What Lou Reed and Agatha Christie have in common is the American-born, but British-raised illustrator Tom Adams. When Reed was searching for an artist to design his self-titled album for the UK market in 1972, he chose Adams. Ironically, although the artist was known in Britain for creating rock concert posters and album covers, Reed selected him based on his book cover design work. Along most of John Fowles’ novels, Adams also did the cover art for a poplar series of reissued Christie mysteries. The paperback covers were created for Collins UK and Simon & Schuster in the USA. Two monographs have been published on his work: Tom Adams’ Agatha Christie Cover Story (published as Agatha Christie: The Art of Her Crimes in the United States), Paper Tiger, 1981 and Tom Adams Uncovered, HarperCollins, 2015.
According to Wikipedia:
Adams’s book cover artwork, while usually instantly recognizable, runs to quite distinct modes. Some covers are still-life tableaux; some are depictions of a scene in the novel; some are surrealist collations of items and images. Organizing the vast majority of them, however, is Adams’s unique exploration of a form that was vital for much of twentieth-century art: the collage.

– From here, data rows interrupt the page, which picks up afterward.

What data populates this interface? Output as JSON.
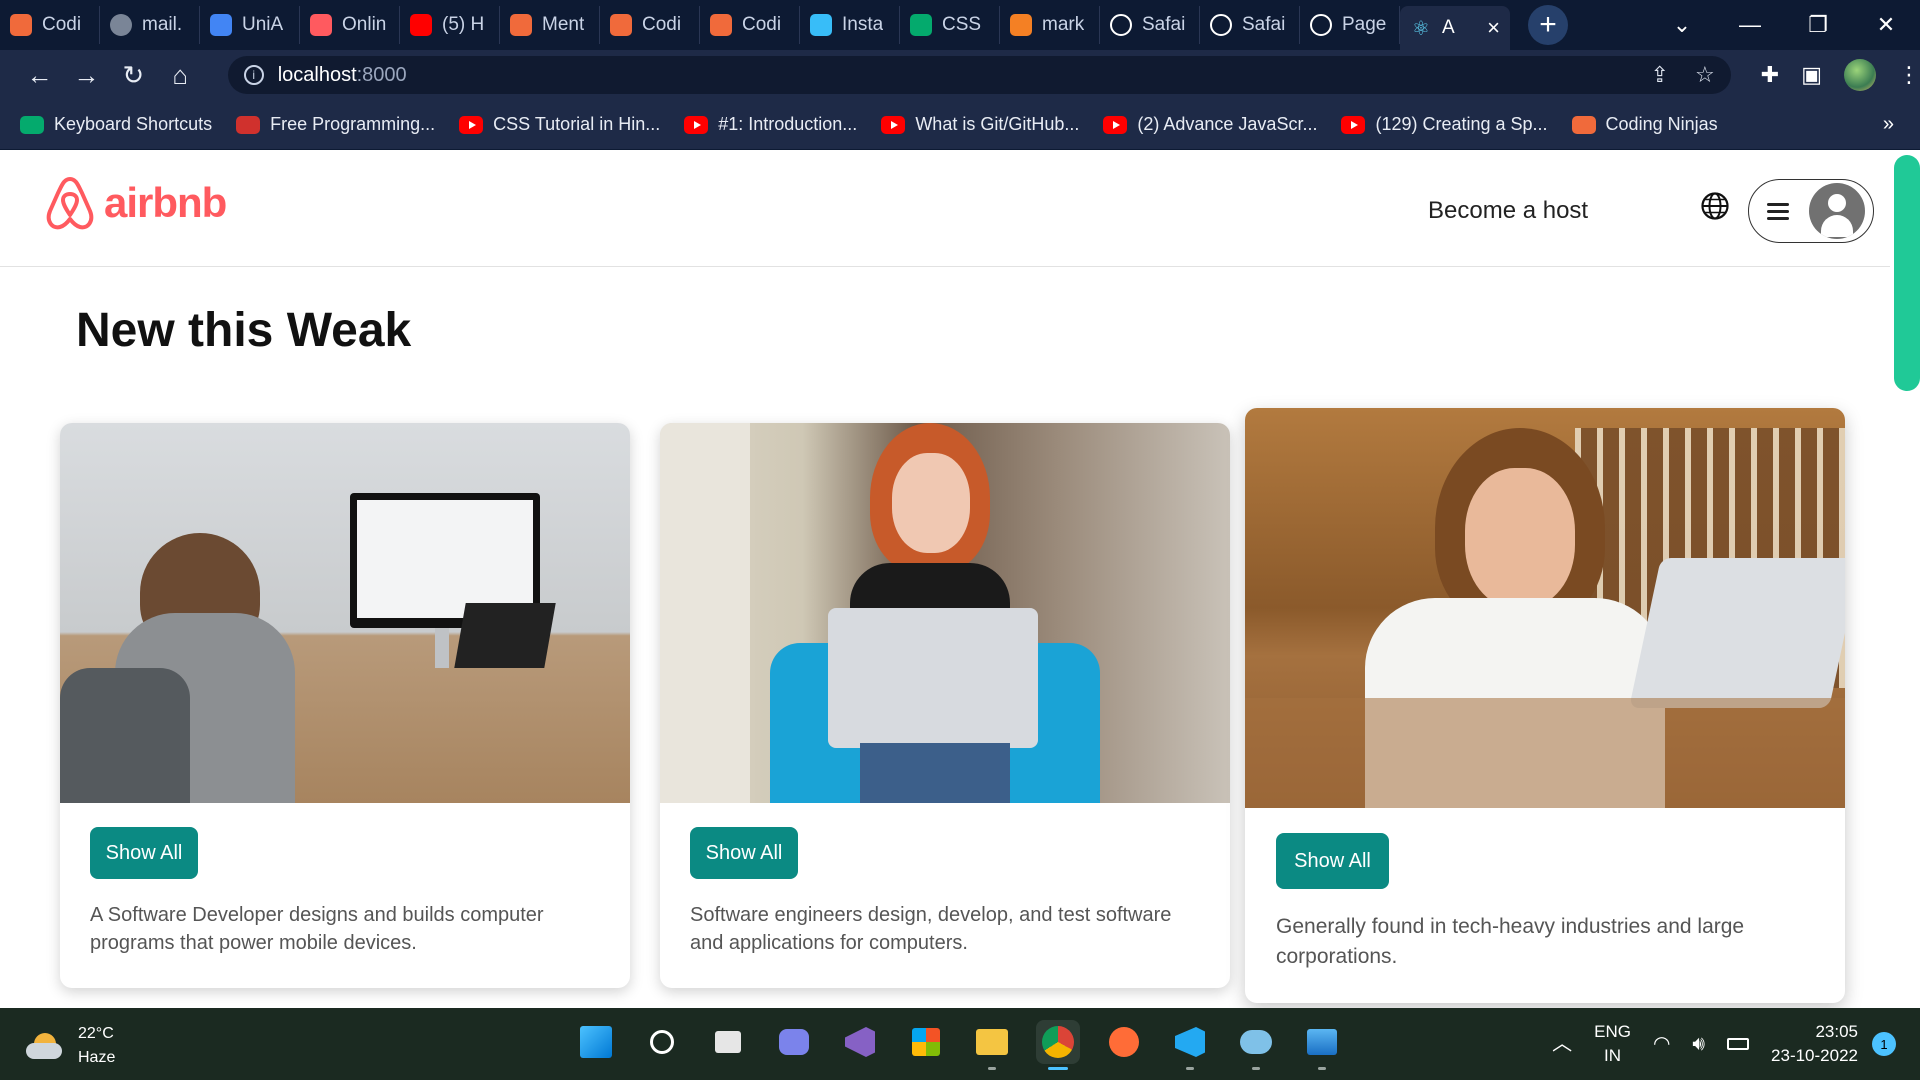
{
  "browser": {
    "tabs": [
      {
        "label": "Codi",
        "favicon": "coding-ninjas-icon",
        "color": "#f06a3b"
      },
      {
        "label": "mail.",
        "favicon": "globe-icon",
        "color": "#7a8597"
      },
      {
        "label": "UniA",
        "favicon": "docs-icon",
        "color": "#4285f4"
      },
      {
        "label": "Onlin",
        "favicon": "airbnb-icon",
        "color": "#ff5a5f"
      },
      {
        "label": "(5) H",
        "favicon": "youtube-icon",
        "color": "#ff0000"
      },
      {
        "label": "Ment",
        "favicon": "coding-ninjas-icon",
        "color": "#f06a3b"
      },
      {
        "label": "Codi",
        "favicon": "coding-ninjas-icon",
        "color": "#f06a3b"
      },
      {
        "label": "Codi",
        "favicon": "coding-ninjas-icon",
        "color": "#f06a3b"
      },
      {
        "label": "Insta",
        "favicon": "tailwind-icon",
        "color": "#38bdf8"
      },
      {
        "label": "CSS",
        "favicon": "w3schools-icon",
        "color": "#04aa6d"
      },
      {
        "label": "mark",
        "favicon": "stackoverflow-icon",
        "color": "#f48024"
      },
      {
        "label": "Safai",
        "favicon": "github-icon",
        "color": "#ffffff"
      },
      {
        "label": "Safai",
        "favicon": "github-icon",
        "color": "#ffffff"
      },
      {
        "label": "Page",
        "favicon": "github-icon",
        "color": "#ffffff"
      }
    ],
    "active_tab": {
      "label": "A",
      "favicon": "react-icon",
      "color": "#61dafb"
    },
    "address": {
      "host": "localhost",
      "port": ":8000"
    },
    "bookmarks": [
      {
        "label": "Keyboard Shortcuts",
        "icon": "w3schools-icon"
      },
      {
        "label": "Free Programming...",
        "icon": "my-icon"
      },
      {
        "label": "CSS Tutorial in Hin...",
        "icon": "youtube-icon"
      },
      {
        "label": "#1: Introduction...",
        "icon": "youtube-icon"
      },
      {
        "label": "What is Git/GitHub...",
        "icon": "youtube-icon"
      },
      {
        "label": "(2) Advance JavaScr...",
        "icon": "youtube-icon"
      },
      {
        "label": "(129) Creating a Sp...",
        "icon": "youtube-icon"
      },
      {
        "label": "Coding Ninjas",
        "icon": "coding-ninjas-icon"
      }
    ],
    "bookmarks_more": "»"
  },
  "site": {
    "logo_text": "airbnb",
    "brand_color": "#ff5a5f",
    "become_host": "Become a host",
    "section_title": "New this Weak",
    "cards": [
      {
        "button": "Show All",
        "description_lines": [
          "A Software Developer designs and builds computer",
          "programs that power mobile devices."
        ]
      },
      {
        "button": "Show All",
        "description_lines": [
          "Software engineers design, develop, and test software",
          "and applications for computers."
        ]
      },
      {
        "button": "Show All",
        "description_lines": [
          "Generally found in tech-heavy industries and large",
          "corporations."
        ]
      }
    ],
    "button_color": "#0b8a83",
    "scrollbar_color": "#20c997"
  },
  "taskbar": {
    "weather": {
      "temp": "22°C",
      "condition": "Haze"
    },
    "apps": [
      "windows-start-icon",
      "search-icon",
      "task-view-icon",
      "chat-icon",
      "visual-studio-icon",
      "store-icon",
      "file-explorer-icon",
      "chrome-icon",
      "postman-icon",
      "vscode-icon",
      "azure-data-studio-icon",
      "photos-icon"
    ],
    "language": [
      "ENG",
      "IN"
    ],
    "time": "23:05",
    "date": "23-10-2022",
    "notifications": "1"
  }
}
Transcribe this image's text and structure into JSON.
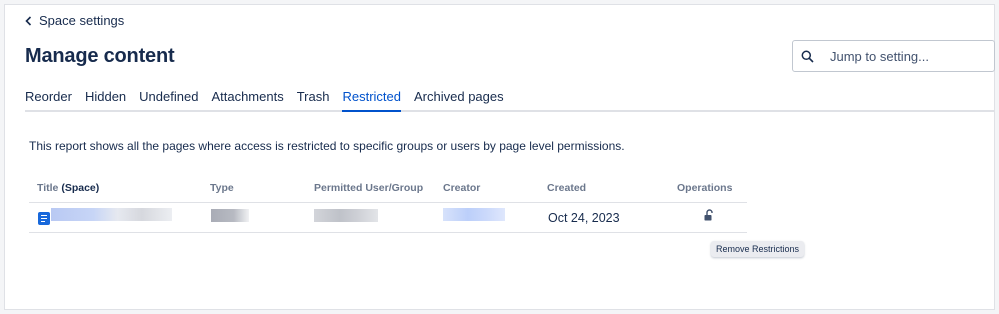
{
  "nav": {
    "back_label": "Space settings"
  },
  "page": {
    "title": "Manage content"
  },
  "search": {
    "placeholder": "Jump to setting..."
  },
  "tabs": [
    {
      "label": "Reorder",
      "active": false
    },
    {
      "label": "Hidden",
      "active": false
    },
    {
      "label": "Undefined",
      "active": false
    },
    {
      "label": "Attachments",
      "active": false
    },
    {
      "label": "Trash",
      "active": false
    },
    {
      "label": "Restricted",
      "active": true
    },
    {
      "label": "Archived pages",
      "active": false
    }
  ],
  "report": {
    "description": "This report shows all the pages where access is restricted to specific groups or users by page level permissions."
  },
  "table": {
    "headers": {
      "title": "Title",
      "title_suffix": "(Space)",
      "type": "Type",
      "permitted": "Permitted User/Group",
      "creator": "Creator",
      "created": "Created",
      "operations": "Operations"
    },
    "rows": [
      {
        "created": "Oct 24, 2023"
      }
    ]
  },
  "tooltip": {
    "text": "Remove Restrictions"
  },
  "colors": {
    "accent": "#0052cc",
    "text": "#172b4d",
    "muted": "#6b778c",
    "border": "#dfe1e6"
  }
}
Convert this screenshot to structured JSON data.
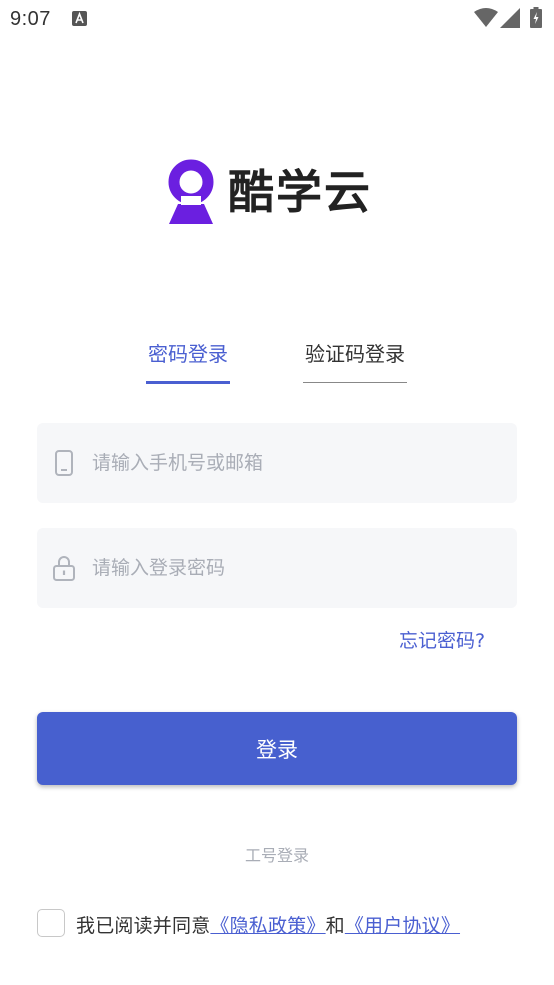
{
  "status_bar": {
    "time": "9:07",
    "icons": [
      "notification-a-icon",
      "wifi-icon",
      "cellular-signal-icon",
      "battery-charging-icon"
    ]
  },
  "app": {
    "logo_text": "酷学云",
    "logo_icon": "kuxueyun-logo-icon"
  },
  "tabs": [
    {
      "label": "密码登录",
      "active": true
    },
    {
      "label": "验证码登录",
      "active": false
    }
  ],
  "form": {
    "account_placeholder": "请输入手机号或邮箱",
    "account_value": "",
    "account_icon": "phone-icon",
    "password_placeholder": "请输入登录密码",
    "password_value": "",
    "password_icon": "lock-icon",
    "forgot_label": "忘记密码?",
    "login_label": "登录"
  },
  "alt_login": {
    "employee_label": "工号登录"
  },
  "agreement": {
    "checked": false,
    "prefix": "我已阅读并同意",
    "privacy_label": "《隐私政策》",
    "conjunction": "和",
    "terms_label": "《用户协议》"
  },
  "colors": {
    "accent": "#4a5fd1",
    "button": "#4760cf",
    "logo_purple": "#6b1fe0",
    "field_bg": "#f6f7f9",
    "placeholder": "#a9adb6"
  }
}
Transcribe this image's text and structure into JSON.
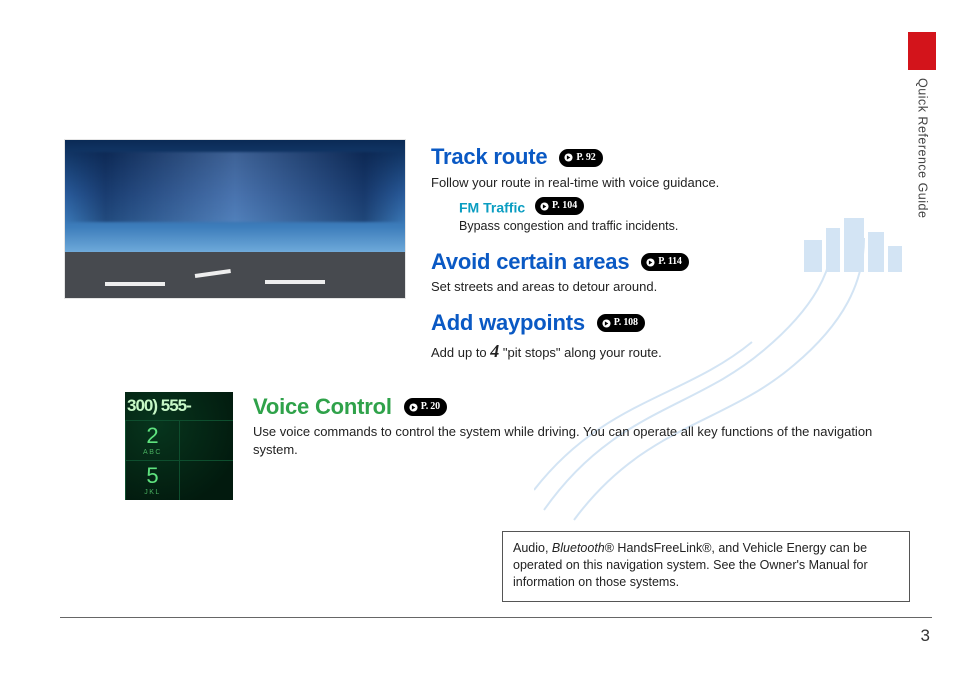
{
  "side_title": "Quick Reference Guide",
  "page_number": "3",
  "sections": {
    "track": {
      "title": "Track route",
      "page_ref": "P. 92",
      "desc": "Follow your route in real-time with voice guidance.",
      "fm_title": "FM Traffic",
      "fm_page_ref": "P. 104",
      "fm_desc": "Bypass congestion and traffic incidents."
    },
    "avoid": {
      "title": "Avoid certain areas",
      "page_ref": "P. 114",
      "desc": "Set streets and areas to detour around."
    },
    "waypoints": {
      "title": "Add waypoints",
      "page_ref": "P. 108",
      "desc_pre": "Add up to ",
      "desc_num": "4",
      "desc_post": " \"pit stops\" along your route."
    },
    "voice": {
      "title": "Voice Control",
      "page_ref": "P. 20",
      "desc": "Use voice commands to control the system while driving. You can operate all key functions of the navigation system."
    }
  },
  "keypad": {
    "top": "300) 555-",
    "k2": "2",
    "k2l": "ABC",
    "k3": "",
    "k3l": "",
    "k5": "5",
    "k5l": "JKL",
    "k6": "",
    "k6l": ""
  },
  "footnote_html": "Audio, <em>Bluetooth</em>®  HandsFreeLink®, and Vehicle Energy can be operated on this navigation system. See the Owner's Manual for information on those systems."
}
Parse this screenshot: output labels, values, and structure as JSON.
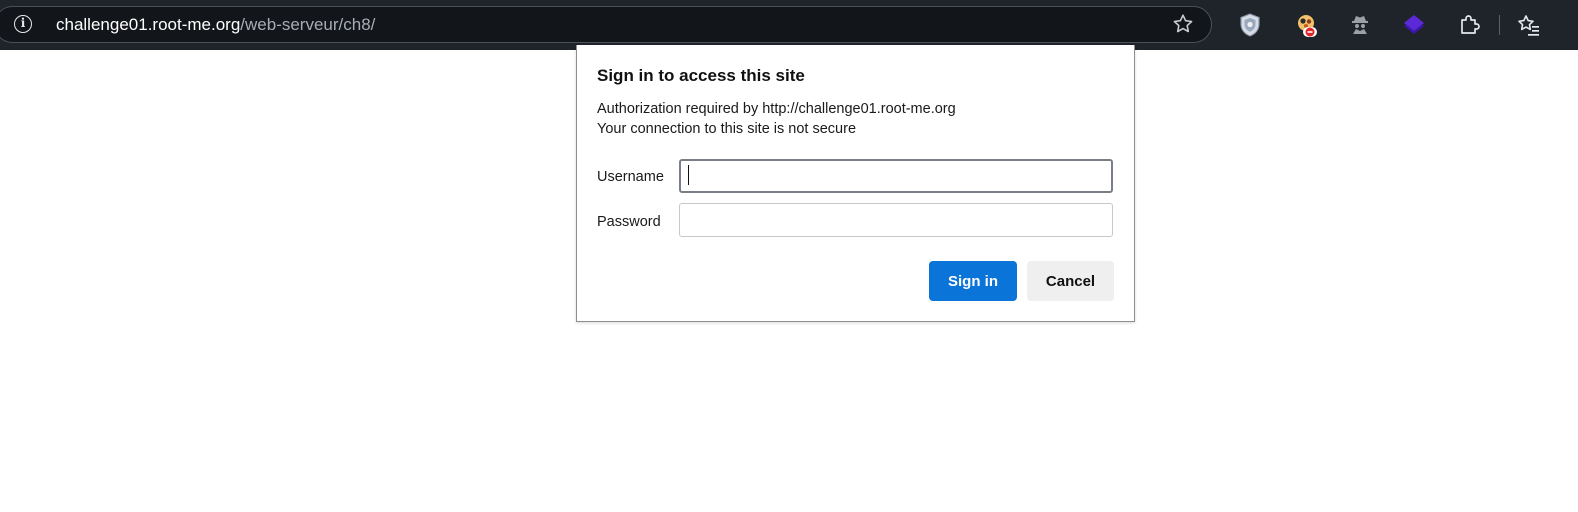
{
  "browser": {
    "url_host": "challenge01.root-me.org",
    "url_path": "/web-serveur/ch8/",
    "info_icon": "info-icon",
    "bookmark_icon": "star-icon",
    "extensions": [
      {
        "name": "shield-extension-icon"
      },
      {
        "name": "blocked-extension-icon",
        "badge_color": "#e0262b"
      },
      {
        "name": "spy-extension-icon"
      },
      {
        "name": "purple-extension-icon",
        "color": "#5b2ad6"
      },
      {
        "name": "puzzle-extensions-icon"
      },
      {
        "name": "favorites-icon"
      }
    ]
  },
  "dialog": {
    "title": "Sign in to access this site",
    "auth_line": "Authorization required by http://challenge01.root-me.org",
    "security_line": "Your connection to this site is not secure",
    "username_label": "Username",
    "username_value": "",
    "password_label": "Password",
    "password_value": "",
    "sign_in_label": "Sign in",
    "cancel_label": "Cancel",
    "primary_color": "#0a74d8"
  }
}
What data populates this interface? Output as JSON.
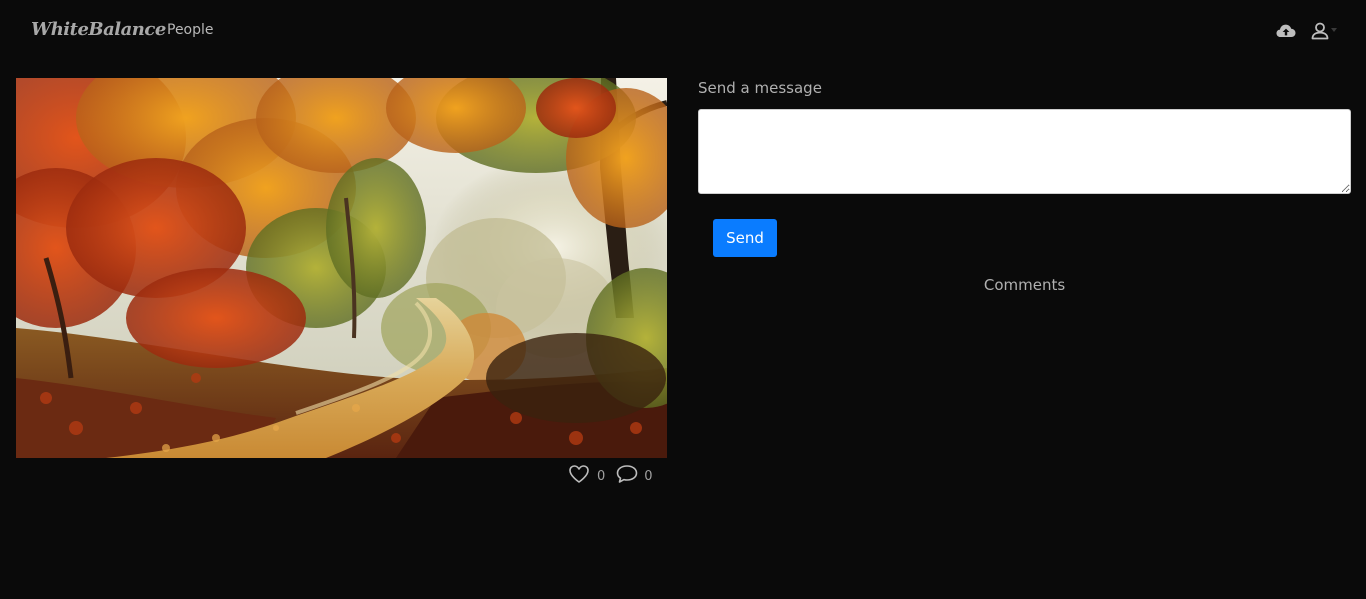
{
  "navbar": {
    "brand": "WhiteBalance",
    "links": [
      {
        "label": "People"
      }
    ],
    "icons": {
      "upload": "cloud-upload-icon",
      "user": "user-icon"
    }
  },
  "post": {
    "likes": "0",
    "comments": "0"
  },
  "message": {
    "label": "Send a message",
    "value": "",
    "placeholder": "",
    "send_label": "Send"
  },
  "comments": {
    "title": "Comments"
  },
  "colors": {
    "background": "#0a0a0a",
    "accent": "#0a7cff"
  }
}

Adams’s unique take on this was to bring the collage back into the realm of the painterly. Seen in this light, even Adams’s covers that seem like still lifes are, in actuality, juxtapositions of elements and objects that normally are not in such proximity. It is this uncanny proximity—despite (or, rather, precisely because of) the near photo-realistic accuracy—that creates the unsettling effect.
This element also goes to explain one of the most distinctive features of Adams’s art: the combination of a sought-after realistic accuracy with an unsettling, surrealist, if not alienating, effect. As Janet Morgan, Agatha Christie’s first biographer, put it, Adams’s drawings are “alarmingly realistic.”
Love the art. Always been partial to surrealism.